Once Nicky Hopkins joined the Jerry Garcia Band, the operation took on a more serious booking schedule. I think the Keystone Berkeley was far move lucrative for Garcia than the Great American, and the club dates that the Garcia Band tended to play were at the Keystone. The Dead and Garcia were hurting for cash, so it was no accident that Garcia's new venture was named after him and actually played a few Dead songs, unlike the willfully obscure ventures with Merl Saunders.
Jerry Garcia played The Great American Music Hall one more time, on Sunday, July 4, 1976, with the Keith And Donna edition of the Jerry Garcia Band. The Grateful Dead had already returned to touring, and Garcia and the Dead would only get bigger in ensuing decades. The opportunities to jam out in an elegant yet funky little club had slipped away, albeit because of success, but slipped away nonetheless.
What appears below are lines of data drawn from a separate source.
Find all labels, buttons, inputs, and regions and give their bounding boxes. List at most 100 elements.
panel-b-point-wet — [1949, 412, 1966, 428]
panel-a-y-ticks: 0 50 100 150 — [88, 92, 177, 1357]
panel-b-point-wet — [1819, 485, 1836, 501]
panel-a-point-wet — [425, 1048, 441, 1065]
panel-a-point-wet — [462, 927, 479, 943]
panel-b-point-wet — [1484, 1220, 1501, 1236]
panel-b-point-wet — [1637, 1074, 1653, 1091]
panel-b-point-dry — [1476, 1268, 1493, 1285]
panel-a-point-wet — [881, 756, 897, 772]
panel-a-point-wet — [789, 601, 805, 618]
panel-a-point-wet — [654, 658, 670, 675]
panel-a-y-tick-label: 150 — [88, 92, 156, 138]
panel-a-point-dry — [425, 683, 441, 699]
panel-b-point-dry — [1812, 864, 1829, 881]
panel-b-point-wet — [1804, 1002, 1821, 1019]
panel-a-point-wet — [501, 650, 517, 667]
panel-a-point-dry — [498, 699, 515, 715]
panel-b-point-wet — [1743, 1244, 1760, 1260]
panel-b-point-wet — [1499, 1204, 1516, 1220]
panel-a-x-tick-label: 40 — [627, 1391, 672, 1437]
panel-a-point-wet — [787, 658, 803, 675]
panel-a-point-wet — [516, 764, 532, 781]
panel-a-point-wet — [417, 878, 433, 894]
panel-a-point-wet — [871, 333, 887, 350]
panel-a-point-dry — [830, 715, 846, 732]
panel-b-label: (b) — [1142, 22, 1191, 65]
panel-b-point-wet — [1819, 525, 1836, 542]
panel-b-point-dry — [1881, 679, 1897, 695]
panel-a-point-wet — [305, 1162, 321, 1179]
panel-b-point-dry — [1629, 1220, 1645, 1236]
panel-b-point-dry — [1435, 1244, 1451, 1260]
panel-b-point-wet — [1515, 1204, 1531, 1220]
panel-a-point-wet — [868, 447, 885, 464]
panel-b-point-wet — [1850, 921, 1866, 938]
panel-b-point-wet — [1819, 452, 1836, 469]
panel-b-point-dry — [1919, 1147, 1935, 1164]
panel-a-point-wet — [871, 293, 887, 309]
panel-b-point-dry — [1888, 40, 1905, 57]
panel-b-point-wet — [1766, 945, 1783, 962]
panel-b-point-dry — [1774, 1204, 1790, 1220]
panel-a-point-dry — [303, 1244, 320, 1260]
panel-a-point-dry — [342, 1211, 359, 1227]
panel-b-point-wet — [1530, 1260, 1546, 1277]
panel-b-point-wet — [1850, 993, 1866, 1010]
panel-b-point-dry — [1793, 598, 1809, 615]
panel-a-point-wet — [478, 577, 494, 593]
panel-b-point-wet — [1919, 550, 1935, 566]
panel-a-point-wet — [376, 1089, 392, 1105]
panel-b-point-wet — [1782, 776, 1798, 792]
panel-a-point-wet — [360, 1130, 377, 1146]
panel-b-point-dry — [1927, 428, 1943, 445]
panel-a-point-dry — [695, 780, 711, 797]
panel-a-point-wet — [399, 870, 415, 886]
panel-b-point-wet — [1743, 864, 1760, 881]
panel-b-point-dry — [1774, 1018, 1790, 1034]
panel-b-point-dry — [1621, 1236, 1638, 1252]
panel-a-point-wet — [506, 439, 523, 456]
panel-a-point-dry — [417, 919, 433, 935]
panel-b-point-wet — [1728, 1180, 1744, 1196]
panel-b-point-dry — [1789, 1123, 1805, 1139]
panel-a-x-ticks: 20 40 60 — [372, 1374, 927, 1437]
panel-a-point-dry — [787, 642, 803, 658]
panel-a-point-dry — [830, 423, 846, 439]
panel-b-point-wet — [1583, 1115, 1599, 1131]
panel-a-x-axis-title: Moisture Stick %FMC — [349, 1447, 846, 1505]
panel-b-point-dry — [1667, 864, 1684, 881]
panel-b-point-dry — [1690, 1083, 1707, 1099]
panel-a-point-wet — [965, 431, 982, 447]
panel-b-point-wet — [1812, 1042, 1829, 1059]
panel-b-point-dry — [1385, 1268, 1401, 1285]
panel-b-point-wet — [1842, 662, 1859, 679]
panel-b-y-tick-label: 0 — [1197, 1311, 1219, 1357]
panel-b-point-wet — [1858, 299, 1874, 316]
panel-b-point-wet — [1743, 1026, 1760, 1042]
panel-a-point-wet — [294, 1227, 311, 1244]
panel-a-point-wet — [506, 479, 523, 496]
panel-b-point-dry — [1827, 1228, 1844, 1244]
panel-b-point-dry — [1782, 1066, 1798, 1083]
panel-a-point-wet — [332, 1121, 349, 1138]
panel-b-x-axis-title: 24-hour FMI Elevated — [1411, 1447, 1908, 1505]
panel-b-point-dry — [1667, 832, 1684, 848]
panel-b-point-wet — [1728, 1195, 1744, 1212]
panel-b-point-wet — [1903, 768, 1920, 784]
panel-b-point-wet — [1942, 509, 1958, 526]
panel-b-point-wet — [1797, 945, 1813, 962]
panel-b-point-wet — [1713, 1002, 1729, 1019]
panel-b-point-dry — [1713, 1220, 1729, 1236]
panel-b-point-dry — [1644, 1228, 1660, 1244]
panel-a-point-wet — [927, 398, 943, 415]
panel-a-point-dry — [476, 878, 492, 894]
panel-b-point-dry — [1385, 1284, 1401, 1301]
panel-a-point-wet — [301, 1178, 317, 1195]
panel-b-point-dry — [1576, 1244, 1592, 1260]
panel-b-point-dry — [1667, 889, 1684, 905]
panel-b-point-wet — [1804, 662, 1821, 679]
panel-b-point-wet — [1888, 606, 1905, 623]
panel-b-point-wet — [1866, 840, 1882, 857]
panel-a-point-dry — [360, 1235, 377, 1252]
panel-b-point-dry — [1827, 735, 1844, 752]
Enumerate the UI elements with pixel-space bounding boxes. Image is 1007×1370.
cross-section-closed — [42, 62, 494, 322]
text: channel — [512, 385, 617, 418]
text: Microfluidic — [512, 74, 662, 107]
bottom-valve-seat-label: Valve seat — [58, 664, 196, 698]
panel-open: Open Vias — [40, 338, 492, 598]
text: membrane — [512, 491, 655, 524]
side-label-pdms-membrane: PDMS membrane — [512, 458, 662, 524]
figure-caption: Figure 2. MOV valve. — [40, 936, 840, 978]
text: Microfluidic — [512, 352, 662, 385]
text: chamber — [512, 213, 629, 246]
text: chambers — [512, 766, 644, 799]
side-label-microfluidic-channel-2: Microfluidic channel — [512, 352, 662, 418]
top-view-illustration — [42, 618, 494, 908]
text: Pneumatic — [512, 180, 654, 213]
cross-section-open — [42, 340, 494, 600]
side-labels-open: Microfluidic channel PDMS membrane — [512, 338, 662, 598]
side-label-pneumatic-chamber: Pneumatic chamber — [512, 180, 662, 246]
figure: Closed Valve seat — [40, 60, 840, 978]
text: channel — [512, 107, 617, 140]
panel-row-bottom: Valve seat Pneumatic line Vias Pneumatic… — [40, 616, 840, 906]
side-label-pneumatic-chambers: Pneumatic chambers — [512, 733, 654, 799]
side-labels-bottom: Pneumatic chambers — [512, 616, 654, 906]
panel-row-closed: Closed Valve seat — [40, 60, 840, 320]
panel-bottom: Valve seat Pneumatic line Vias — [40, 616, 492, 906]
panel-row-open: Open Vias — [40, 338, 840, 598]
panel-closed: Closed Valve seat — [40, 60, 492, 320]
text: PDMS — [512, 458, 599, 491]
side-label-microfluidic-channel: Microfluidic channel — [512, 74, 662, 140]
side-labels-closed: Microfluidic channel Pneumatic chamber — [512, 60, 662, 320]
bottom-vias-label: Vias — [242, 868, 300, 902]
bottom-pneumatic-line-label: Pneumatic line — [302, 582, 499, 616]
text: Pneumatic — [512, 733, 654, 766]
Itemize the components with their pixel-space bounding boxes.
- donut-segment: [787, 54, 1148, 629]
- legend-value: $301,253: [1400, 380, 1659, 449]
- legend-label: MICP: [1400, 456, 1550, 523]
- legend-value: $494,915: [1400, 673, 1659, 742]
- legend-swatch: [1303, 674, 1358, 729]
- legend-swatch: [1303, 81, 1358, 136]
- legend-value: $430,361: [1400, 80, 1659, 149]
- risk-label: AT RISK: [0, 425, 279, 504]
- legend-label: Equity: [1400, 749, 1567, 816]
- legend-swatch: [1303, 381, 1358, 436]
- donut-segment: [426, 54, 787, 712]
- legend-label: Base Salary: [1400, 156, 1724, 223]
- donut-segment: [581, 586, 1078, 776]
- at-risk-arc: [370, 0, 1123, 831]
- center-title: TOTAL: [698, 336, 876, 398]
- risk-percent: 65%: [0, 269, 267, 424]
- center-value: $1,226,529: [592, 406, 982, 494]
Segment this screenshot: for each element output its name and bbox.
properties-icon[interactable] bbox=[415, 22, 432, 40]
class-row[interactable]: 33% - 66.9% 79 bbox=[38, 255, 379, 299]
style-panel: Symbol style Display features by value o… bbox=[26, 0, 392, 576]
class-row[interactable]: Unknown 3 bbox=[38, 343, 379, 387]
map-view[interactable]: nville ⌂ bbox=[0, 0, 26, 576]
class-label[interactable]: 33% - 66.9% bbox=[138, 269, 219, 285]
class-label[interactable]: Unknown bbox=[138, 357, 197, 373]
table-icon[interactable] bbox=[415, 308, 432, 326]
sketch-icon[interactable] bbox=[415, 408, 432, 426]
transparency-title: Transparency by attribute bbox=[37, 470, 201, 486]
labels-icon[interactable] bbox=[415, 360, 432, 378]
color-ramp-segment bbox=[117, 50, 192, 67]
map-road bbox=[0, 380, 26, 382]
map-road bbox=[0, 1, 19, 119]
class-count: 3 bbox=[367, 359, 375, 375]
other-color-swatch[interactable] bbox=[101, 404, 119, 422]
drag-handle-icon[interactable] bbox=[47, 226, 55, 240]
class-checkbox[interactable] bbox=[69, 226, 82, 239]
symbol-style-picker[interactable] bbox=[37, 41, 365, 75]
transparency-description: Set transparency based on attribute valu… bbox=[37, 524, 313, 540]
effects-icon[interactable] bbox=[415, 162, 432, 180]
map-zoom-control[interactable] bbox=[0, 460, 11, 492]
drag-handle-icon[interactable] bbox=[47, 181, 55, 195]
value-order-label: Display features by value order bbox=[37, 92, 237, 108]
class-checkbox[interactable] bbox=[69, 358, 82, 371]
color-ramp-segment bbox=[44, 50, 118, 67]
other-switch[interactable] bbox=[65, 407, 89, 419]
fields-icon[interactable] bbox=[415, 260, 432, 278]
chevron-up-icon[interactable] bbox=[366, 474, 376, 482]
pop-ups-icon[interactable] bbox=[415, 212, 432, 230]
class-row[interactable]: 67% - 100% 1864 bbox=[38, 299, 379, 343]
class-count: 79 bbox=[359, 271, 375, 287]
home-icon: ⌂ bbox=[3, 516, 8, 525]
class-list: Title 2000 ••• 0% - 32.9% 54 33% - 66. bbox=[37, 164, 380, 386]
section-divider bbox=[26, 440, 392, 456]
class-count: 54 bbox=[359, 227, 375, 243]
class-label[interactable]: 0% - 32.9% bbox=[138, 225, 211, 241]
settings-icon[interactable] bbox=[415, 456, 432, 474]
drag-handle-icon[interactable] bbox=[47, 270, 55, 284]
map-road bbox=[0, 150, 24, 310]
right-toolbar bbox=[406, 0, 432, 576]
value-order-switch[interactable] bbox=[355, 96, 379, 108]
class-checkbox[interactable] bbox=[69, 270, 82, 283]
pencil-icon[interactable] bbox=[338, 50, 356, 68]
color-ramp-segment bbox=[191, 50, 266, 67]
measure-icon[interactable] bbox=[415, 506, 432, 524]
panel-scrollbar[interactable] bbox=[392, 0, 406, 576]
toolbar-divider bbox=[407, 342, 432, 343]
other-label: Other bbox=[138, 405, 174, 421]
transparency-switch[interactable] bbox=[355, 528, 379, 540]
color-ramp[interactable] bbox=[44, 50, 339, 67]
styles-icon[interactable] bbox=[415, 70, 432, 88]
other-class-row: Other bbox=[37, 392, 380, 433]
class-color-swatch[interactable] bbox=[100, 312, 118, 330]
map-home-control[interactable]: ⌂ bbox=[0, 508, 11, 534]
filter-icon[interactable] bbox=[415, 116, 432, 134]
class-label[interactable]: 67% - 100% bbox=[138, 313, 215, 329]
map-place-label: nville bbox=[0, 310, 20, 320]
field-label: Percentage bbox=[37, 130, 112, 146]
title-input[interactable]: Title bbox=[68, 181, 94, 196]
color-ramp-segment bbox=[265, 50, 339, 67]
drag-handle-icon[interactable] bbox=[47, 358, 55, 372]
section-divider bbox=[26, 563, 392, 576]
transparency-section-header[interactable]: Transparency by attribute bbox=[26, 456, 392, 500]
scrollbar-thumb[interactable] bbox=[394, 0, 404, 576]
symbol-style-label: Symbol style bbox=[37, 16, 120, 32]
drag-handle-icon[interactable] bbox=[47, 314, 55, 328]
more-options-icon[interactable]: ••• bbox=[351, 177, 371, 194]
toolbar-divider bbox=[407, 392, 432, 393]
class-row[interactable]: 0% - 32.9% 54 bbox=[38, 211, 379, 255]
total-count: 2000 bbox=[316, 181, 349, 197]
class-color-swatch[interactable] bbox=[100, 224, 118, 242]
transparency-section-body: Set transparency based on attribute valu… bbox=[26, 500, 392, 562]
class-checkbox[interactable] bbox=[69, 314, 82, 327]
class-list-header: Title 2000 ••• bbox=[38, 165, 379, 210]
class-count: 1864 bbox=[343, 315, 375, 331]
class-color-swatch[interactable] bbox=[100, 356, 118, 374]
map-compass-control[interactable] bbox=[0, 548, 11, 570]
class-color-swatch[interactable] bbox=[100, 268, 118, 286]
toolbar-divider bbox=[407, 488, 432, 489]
The Great American Music Hall thrived throughout the1990s. Even though Tom and Jeannie Bradshaw had divorced, they continued to run the club for a long time. Many acts returned over and over to the club throughout the decades. The name of the club was prescient, too, since there has been a renewed interest in all sorts of forms of American music. The club remained a desirable destination for fans and musicians, even though the O'Farrell Theater remained open just down the street. The Great American Music Hall continues to thrive in the present day. It now shares ownership and booking with Slim's, another famous San Francisco nightclub, and continues to book great acts, even if none of them want to bring their own crickets.